我正在尝试在来自 Kaggle 的 Iris.csv 数据集上使用 逻辑回归 实现多类分类。这是我的代码。
import numpy as np
import pandas as pd
from sklearn.model_selection import train_test_split
def standardize(X_tr): # (x-Mean(x))/std(X) Normalizes data
for i in range(X_tr.shape[1]):
X_tr[:, i] = (X_tr[:, i] - np.mean(X_tr[:, i])) / np.std(X_tr[:, i])
return X_tr
def sigmoid(z): #Sigmoid/Logistic function
sig = 1 / (1 + np.exp(-z))
return sig
def cost(theta, X, y):
z = np.dot(X, theta)
cost0 = y.T.dot(np.log(sigmoid(z)))
cost1 = (1 - y).T.dot(np.log(1 - sigmoid(z)))
cost = -((cost1 + cost0)) / len(y)
return cost
def initialize(X): #Initializing X feature matrix and Theta vector
thetas = np.zeros((X.shape[1] + 1, len(np.unique(y))))
X = np.c_[np.ones((X.shape[0], 1)), X] # adding 691 rows of ones as the first column in X
return thetas, X
def fit(X, y, alpha=0.01, iterations=1000): # Gradient Descent
thetas_list = []
X = np.c_[np.ones((X.shape[0], 1)), X]
for i in range(len(np.unique(y))):
y_one_vs_all = np.where(y == np.unique(y)[i], 1, 0)
thetas, _ = initialize(X)
for j in range(iterations):
z = np.dot(X, thetas[:, i])
h = sigmoid(z)
gradient = np.dot(X.T, (h - y_one_vs_all)) / len(y)
thetas[:, i] -= alpha * gradient
thetas_list.append(thetas[:, i])
global gthetas
gthetas = thetas_list
return None
def predict(X):
X = np.c_[np.ones((X.shape[0], 1)), X]
predictions = []
for sample in X:
probs = []
for thetas in gthetas:
z = np.dot(sample, thetas)
probs.append(sigmoid(z))
predictions.append(np.argmax(probs) + 1)
return predictions
# load data
df = pd.read_csv("Iris.csv")
X = df.iloc[:, :-1].values
y = df.iloc[:, -1].values
# convert class categorical values to numerical values
df['Species'].replace('Iris-setosa', 1, inplace=True)
df['Species'].replace('Iris-versicolor', 2, inplace=True)
df['Species'].replace('Iris-virginica', 3, inplace=True)
# prepare one-vs-all labels for multiclass classification
y1 = pd.DataFrame(np.zeros((len(y), len(np.unique(y)))))

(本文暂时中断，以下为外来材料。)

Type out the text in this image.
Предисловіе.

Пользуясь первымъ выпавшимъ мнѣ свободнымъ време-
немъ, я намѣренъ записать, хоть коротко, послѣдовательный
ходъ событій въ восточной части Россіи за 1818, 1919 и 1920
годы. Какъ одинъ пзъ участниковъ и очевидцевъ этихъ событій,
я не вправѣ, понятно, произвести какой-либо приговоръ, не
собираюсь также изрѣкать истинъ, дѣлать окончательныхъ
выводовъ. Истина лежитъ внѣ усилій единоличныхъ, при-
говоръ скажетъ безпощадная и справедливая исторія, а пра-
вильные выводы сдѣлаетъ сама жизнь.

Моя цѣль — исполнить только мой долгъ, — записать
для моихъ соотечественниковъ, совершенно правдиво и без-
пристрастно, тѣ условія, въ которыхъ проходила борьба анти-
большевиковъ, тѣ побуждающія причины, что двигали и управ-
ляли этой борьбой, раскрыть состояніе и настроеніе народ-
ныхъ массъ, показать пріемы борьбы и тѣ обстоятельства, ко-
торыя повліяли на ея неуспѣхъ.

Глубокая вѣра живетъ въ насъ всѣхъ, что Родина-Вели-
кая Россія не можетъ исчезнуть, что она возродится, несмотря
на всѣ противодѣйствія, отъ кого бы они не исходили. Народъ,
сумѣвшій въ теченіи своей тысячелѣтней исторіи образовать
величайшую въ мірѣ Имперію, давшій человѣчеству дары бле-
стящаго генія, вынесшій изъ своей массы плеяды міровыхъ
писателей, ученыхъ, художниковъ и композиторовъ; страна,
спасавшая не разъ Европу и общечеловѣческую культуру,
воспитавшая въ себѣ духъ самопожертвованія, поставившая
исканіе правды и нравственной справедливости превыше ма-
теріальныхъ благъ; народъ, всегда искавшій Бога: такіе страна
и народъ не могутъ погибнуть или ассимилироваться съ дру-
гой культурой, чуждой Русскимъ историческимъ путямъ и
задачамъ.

for i in range(len(np.unique(y))):
for j in range(len(y1)):
if y[j] == np.unique(y)[i]:
y1.iloc[j, i] = 1
else:
y1.iloc[j, i] = 0
# split data into training and test sets
X_train, X_test, y_train, y_test = train_test_split(X, y1, test_size=0.2, random_state=0)
# standardize features
X_train = standardize(X_train)
X_test = standardize(X_test)
# fit logistic regression model
fit(X_train, y_train, alpha=0.01, iterations=400)
# make predictions on test set
predictions = predict(X_test)
print(predictions)
以下是我遇到的错误。
ValueError Traceback (most recent call last)

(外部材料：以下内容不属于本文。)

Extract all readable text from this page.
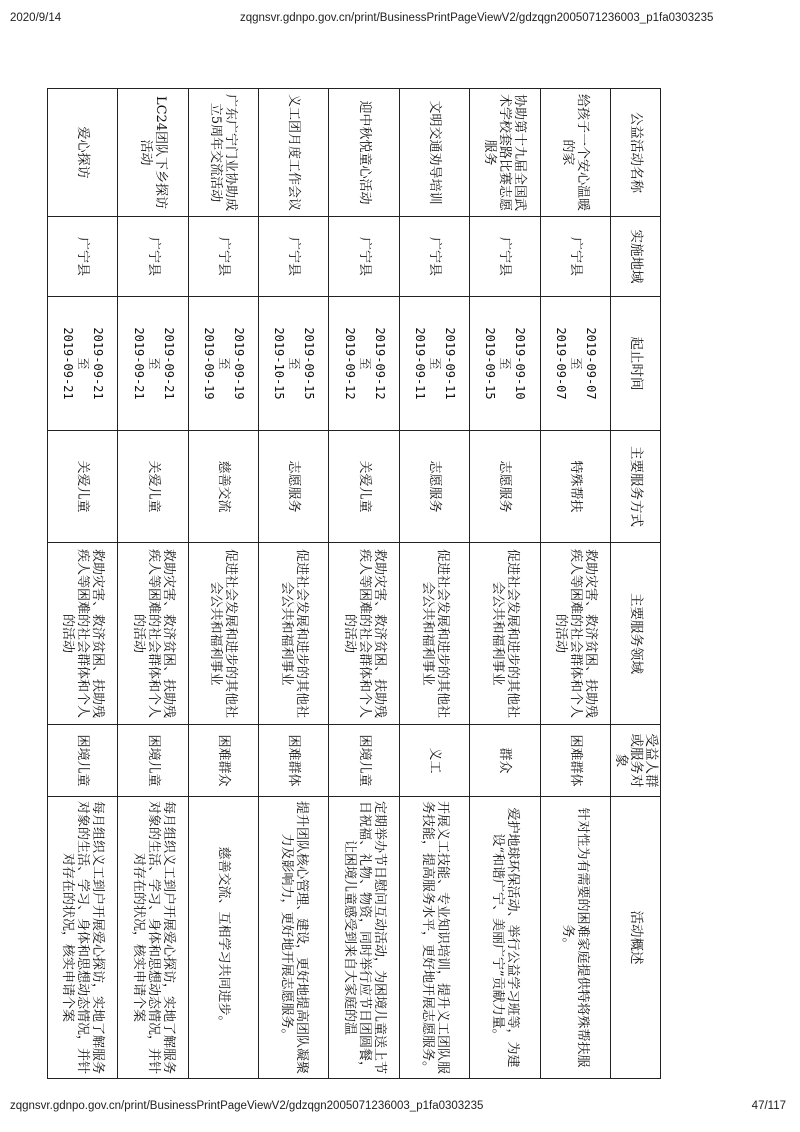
2020/9/14	zqgnsvr.gdnpo.gov.cn/print/BusinessPrintPageViewV2/gdzqgn2005071236003_p1fa0303235
公益活动名称	实施地域	起止时间	主要服务方式	主要服务领域	受益人群或服务对象	活动概述
给孩子一个安心温暖的家	广宁县	2019-09-07
至
2019-09-07	特殊帮扶	救助灾害、救济贫困、扶助残疾人等困难的社会群体和个人的活动	困难群体	针对性为有需要的困难家庭提供特将殊帮扶服务。
协助第十九届全国武术学校套路比赛志愿服务	广宁县	2019-09-10
至
2019-09-15	志愿服务	促进社会发展和进步的其他社会公共和福利事业	群众	爱护地球环保活动、举行公益学习班等，为建设“和谐广宁、美丽广宁”贡献力量。
文明交通劝导培训	广宁县	2019-09-11
至
2019-09-11	志愿服务	促进社会发展和进步的其他社会公共和福利事业	义工	开展义工技能、专业知识培训，提升义工团队服务技能，提高服务水平，更好地开展志愿服务。
迎中秋悦童心活动	广宁县	2019-09-12
至
2019-09-12	关爱儿童	救助灾害、救济贫困、扶助残疾人等困难的社会群体和个人的活动	困境儿童	定期举办节日慰问互动活动，为困境儿童送上节日祝福、礼物、物资，同时举行应节日团圆餐，让困境儿童感受到来自大家庭的温
义工团月度工作会议	广宁县	2019-09-15
至
2019-10-15	志愿服务	促进社会发展和进步的其他社会公共和福利事业	困难群体	提升团队核心管理、建设，更好地提高团队凝聚力及影响力，更好地开展志愿服务。
广东广宁门业协助成立5周年交流活动	广宁县	2019-09-19
至
2019-09-19	慈善交流	促进社会发展和进步的其他社会公共和福利事业	困难群众	慈善交流、互相学习共同进步。
LC24团队下乡探访活动	广宁县	2019-09-21
至
2019-09-21	关爱儿童	救助灾害、救济贫困、扶助残疾人等困难的社会群体和个人的活动	困境儿童	每月组织义工到户开展爱心探访，实地了解服务对象的生活、学习、身体和思想动态情况，并针对存在的状况，核实申请个案
爱心探访	广宁县	2019-09-21
至
2019-09-21	关爱儿童	救助灾害、救济贫困、扶助残疾人等困难的社会群体和个人的活动	困境儿童	每月组织义工到户开展爱心探访，实地了解服务对象的生活、学习、身体和思想动态情况，并针对存在的状况，核实申请个案
zqgnsvr.gdnpo.gov.cn/print/BusinessPrintPageViewV2/gdzqgn2005071236003_p1fa0303235	47/117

~\AppData\Local\Temp/ipykernel_14368/3997569506.py in <module>
1 # standardize features
2 X_train = standardize(X_train)
----> 3 thetas_list = fit(X_train, y_train)
4 plt.scatter(range(len(cost_list)), cost_list, c="blue")
5 plt.show()
~\AppData\Local\Temp/ipykernel_14368/3827160719.py in fit(X, y, alpha, iter)
6 thetas, _ = initialize(X)
7 for j in range(iter):
----> 8 z = dot(X, thetas[:, i])
9 h = sigmoid(z)
10 gradient = dot(X.T, (h - y_one_vs_all)) / len(y)
<__array_function__ internals> in dot(*args, **kwargs)
ValueError: shapes (120,6) and (7,) not aligned: 6 (dim 1) != 7 (dim 0)
任何修复此错误的帮助将不胜感激。我已经查看了有关堆栈溢出的其他答案,但我仍然无法弄清楚。
我想要完成的事情:以下代码用作为每个类在 y(结果,物种类)中创建列的基础。因此,y1 中的列数(如下所示)将等于类别总数。鸢尾花数据集为 3。例如,对于第一列(类别为 1,即 Iris-setosa),数据集中的任何一行为“Iris-setosa”都将在 y1 的对应行中标记为 1。任何其他类别(第 2 类和第 3 类:Iris-versicolor 和 Iris-virginica)将在 y1 的第一列中标记为 0。
for i in range(len(np.unique(y))):
for j in range(len(y1)):
if y[j] == np.unique(y)[i]:
y1.iloc[j, i] = 1 #one vs. all
else:
y1.iloc[j, i] = 0 #all others will be 0
您应该检查 theta 数组是如何构建的。您正在
initialize
函数中使用 (X.shape[1] + 1, nrows)
的形状对其进行初始化。错误告诉您,您无法计算形状为 X
的数组 (a, b)
和形状为 (b+1, c)
的 theta 之间的点积。您可以尝试删除 theta 定义中的+1
。然后你会发现另一个关于梯度的问题,你试图再次计算两个不兼容数组之间的点积。我希望这对你有帮助,祝你好运!